Михаилу Алексеевичу чаще моего случалось в жизни ловить щук, и он обстоятельно рассказывает ребятам, что строение тела у щуки не всегда одинаковое. Щуки, которые живут в реках с быстрым течением, тоньше и длиннее. Их вот и называют стрежневыми. А щуки, которые живут в глубоких ямах, тихих омутах, в бучилах мельниц, в глубоких озёрах, так и называются ямными щуками. Они покороче и потолще. Вот почему щуки, которых вылавливает Иван Васильевич на Волге, при одинаковом весе всегда тоньше и длиннее, чем наши озёрные щуки. Окраска их тоже не постоянная, и она изменяется в зависимости от возраста рыбы и условий, в которых рыба живёт. Обычно чешуя у щук сероватая или сероватозелёная, с пятнами на боках и почти чёрная, с зеленоватым отливом на спине. В светлых озёрах и реках с песчаным дном щуки светлее, чем в озёрах с тёмным, илистым дном.
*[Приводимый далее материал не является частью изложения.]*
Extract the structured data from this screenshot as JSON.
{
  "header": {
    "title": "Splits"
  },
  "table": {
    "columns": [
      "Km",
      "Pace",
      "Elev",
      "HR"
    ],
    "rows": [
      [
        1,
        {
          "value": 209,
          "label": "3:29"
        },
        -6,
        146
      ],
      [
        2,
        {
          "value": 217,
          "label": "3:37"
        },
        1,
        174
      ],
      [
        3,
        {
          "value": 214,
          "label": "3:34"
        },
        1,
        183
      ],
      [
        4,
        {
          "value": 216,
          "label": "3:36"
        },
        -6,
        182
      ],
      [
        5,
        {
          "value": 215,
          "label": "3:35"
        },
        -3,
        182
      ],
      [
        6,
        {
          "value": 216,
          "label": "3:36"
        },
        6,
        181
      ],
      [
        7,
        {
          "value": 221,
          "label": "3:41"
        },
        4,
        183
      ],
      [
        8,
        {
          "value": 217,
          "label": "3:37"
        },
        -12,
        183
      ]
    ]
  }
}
Мы замечали, что даже на вкус и то щуки разные.
Ребята ещё долго рассматривали прямое, сильное туловище щуки, трогали её мягкое, белое с серыми пятнышками брюхо, взвешивали щуку на руках, открывали палочкой её зубастую пасть.
НА ПРИВАЛЕ
Котелок уже подвешен над костром, и Михаил Алексеевич положил в него картошку, лук, лавровый лист, перец, соль и мелкую рыбу.
Даже и это он проделывал очень обстоятельно, не спеша, подбрасывая в костёр небольшие сухие хворостинки, чтобы огонь лишь только снизу лизал котелок.
Скоро вода в котелке покрылась мелкими белыми пузырьками, потом закипела и подёрнулась серой пеной накипи. Михаил Алексеевич несколько раз снимал деревянной ложкой эту накипь, а затем опустил в котелок приготовленную, вычищенную рыбу. Он отобрал для ухи самых крупных и жирных окуней.
Красивая и вкусная рыба окунь. Одна беда: уж очень крепка у него чешуя. Намучаешься, пока всю её счистишь.
Крупную рыбу обязательно нужно класть уже после того, как всё хорошо прокипит, иначе она так разварится, что потом её нельзя будет есть.
Мы изрядно проголодались и с удовольствием принюхивались к вкусному запаху ухи, к которому примешивались запахи озера, дыма от нашего костра, горелых листьев и травы.
Вот уха и готова. Михаил Алексеевич ещё раз пробует её и снимает котелок с огня. Мы расстилаем газету, достаём деревянные ложки, вкусный деревенский хлеб и усаживаемся в кружок.
Нигде и никогда не бывает так вкусна уха, как сваренная на костре, на вольном воздухе, в тёплую летнюю ночь. И то, что она немного пахнет дымком, делает её только вкуснее.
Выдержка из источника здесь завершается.